Waktu berjalan begitu cepat, kini kondisi Kristina sudah benar-benar pulih. Hingga sudah bisa beraktifitas ke kantor kembali.


Hubungannya dengan Alberto juga semakin dekat saja. Namun kedekatannya juga tak di sukai oleh Yesi.


"Bagaimana caraku menyingkirkan si janda itu?" batin Yesi.
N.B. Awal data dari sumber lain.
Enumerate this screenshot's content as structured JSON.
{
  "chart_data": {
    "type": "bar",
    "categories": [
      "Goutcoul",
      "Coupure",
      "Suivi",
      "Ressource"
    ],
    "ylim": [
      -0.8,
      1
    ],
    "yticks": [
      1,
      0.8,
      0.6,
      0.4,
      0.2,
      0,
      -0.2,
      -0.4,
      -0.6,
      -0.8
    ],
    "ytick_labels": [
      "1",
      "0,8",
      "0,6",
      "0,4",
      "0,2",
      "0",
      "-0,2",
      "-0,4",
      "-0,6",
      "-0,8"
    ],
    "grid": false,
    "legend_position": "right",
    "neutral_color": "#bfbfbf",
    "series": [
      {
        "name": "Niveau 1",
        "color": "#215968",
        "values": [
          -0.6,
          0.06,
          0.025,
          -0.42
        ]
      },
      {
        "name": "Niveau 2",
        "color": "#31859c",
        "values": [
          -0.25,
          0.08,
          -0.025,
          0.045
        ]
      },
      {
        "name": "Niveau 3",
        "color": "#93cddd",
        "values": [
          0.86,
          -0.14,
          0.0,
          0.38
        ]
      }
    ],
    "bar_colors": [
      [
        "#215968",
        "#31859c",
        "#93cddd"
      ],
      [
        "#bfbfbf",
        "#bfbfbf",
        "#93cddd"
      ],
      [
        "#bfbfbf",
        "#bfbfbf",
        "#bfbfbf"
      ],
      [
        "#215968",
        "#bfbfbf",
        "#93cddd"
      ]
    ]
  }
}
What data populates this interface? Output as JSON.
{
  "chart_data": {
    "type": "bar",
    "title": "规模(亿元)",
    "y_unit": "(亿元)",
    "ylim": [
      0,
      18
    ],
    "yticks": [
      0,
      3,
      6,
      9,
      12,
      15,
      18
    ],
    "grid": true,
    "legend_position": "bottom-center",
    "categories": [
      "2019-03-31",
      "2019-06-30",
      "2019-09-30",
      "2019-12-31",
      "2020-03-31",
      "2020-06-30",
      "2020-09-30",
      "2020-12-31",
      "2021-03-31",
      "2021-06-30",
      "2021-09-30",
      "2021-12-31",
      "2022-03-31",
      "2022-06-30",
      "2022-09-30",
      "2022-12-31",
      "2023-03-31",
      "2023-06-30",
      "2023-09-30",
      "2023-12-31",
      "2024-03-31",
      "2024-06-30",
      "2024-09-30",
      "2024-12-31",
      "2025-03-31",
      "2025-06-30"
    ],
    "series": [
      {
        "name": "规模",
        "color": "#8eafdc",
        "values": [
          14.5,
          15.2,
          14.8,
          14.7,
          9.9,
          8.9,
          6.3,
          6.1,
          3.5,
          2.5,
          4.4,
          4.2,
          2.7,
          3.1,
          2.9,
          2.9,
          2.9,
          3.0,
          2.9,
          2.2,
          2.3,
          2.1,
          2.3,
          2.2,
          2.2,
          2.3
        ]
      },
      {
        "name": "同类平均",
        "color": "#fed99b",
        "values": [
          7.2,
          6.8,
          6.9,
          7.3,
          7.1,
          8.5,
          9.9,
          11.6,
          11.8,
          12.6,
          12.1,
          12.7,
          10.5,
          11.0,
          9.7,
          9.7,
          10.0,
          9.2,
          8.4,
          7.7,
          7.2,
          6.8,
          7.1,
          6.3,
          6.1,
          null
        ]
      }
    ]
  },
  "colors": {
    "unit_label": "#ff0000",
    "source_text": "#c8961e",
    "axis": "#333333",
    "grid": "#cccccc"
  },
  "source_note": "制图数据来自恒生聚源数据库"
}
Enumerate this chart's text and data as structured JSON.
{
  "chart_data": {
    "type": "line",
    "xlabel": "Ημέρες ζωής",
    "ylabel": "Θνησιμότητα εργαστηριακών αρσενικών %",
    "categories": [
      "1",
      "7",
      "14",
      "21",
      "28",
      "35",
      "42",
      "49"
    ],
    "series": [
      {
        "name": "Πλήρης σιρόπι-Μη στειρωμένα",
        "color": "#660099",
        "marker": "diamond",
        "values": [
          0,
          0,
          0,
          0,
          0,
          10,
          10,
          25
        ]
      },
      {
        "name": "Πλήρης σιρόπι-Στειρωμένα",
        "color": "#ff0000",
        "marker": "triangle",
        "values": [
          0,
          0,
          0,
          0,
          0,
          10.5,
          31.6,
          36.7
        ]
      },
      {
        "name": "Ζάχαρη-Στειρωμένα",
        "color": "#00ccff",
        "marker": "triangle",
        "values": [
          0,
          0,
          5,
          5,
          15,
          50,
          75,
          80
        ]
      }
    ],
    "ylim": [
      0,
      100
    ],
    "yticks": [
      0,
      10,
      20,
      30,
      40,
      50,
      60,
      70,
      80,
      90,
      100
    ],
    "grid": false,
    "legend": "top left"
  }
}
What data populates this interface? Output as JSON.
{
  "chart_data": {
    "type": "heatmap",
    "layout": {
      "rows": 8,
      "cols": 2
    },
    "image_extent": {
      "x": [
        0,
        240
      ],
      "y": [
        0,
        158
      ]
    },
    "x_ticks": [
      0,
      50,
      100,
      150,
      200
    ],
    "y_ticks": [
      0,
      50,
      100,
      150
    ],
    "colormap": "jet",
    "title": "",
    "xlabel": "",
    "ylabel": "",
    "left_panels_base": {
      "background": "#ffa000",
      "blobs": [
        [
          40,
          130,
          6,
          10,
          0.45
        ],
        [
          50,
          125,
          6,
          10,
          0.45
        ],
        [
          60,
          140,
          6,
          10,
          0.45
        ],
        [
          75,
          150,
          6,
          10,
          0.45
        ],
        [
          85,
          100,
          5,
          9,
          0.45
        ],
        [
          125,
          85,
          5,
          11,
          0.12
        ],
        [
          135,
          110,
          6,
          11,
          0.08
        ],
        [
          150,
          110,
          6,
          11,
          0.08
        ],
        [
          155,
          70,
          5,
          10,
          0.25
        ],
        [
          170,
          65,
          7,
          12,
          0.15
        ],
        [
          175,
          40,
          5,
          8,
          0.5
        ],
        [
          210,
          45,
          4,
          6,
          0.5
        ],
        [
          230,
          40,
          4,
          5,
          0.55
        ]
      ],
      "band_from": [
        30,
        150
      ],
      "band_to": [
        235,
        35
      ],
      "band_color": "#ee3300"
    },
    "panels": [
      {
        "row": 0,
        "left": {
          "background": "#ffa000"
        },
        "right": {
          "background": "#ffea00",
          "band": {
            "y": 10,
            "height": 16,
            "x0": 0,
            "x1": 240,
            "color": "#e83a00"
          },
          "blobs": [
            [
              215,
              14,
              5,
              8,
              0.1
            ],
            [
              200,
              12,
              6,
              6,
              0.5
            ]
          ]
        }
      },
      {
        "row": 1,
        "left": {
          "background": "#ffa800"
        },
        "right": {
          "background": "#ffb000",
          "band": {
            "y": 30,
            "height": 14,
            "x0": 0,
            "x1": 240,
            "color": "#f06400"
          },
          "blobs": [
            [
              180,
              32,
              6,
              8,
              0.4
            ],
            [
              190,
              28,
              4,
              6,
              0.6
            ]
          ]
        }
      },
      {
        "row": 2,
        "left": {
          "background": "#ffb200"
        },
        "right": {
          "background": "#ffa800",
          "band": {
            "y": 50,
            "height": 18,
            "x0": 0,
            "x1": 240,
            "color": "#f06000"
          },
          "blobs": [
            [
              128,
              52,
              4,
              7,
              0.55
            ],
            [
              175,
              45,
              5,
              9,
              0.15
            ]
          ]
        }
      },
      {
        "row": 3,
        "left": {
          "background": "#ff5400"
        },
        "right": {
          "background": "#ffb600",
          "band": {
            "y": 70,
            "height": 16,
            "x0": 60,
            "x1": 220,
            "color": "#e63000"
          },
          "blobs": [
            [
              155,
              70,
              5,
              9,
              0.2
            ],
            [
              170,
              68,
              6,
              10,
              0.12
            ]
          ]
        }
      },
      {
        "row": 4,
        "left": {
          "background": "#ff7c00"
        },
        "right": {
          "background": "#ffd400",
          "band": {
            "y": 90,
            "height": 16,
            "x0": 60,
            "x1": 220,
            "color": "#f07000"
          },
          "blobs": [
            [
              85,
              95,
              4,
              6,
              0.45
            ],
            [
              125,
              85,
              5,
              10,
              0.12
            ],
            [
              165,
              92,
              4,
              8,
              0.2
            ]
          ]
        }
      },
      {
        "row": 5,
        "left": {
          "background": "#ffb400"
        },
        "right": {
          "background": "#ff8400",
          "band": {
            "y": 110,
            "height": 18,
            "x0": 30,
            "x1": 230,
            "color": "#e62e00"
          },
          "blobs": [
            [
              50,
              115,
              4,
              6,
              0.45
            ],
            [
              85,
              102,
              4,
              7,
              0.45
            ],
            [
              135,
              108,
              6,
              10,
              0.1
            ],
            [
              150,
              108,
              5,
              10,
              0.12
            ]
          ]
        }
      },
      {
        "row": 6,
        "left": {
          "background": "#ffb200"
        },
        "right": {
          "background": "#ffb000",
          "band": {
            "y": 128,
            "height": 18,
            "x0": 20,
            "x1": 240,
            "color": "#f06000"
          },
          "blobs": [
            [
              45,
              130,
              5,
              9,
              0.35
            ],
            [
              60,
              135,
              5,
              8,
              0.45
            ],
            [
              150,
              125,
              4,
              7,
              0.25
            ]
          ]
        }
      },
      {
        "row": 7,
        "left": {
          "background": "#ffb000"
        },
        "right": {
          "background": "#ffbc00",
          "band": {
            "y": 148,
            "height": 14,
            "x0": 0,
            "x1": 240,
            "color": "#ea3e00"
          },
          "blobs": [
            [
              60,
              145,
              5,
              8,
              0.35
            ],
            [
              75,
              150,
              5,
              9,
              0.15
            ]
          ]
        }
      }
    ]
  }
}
"Hem, jika papah tidak terus-terusan memojokkanku masalah perusahaan. Pasti otakku sudah menemukan jalan untuk menyingkirkan si janda genit itu," kembali Yesi menggerutu sendiri.


"Nak, ikut papah ke kantor sekarang. Karena mulai hari ini papah ingin memulai mengajarimu tentang urusan kantor. Kamu juga akan papah perkenalkan dengan klien papah yang seusiamu," Irwan berkata seraya bersemangat.


"Jangan bilang papah mau menjodohkanku dengan rekan bisnis papah?" Yesi sudah kesal duluan.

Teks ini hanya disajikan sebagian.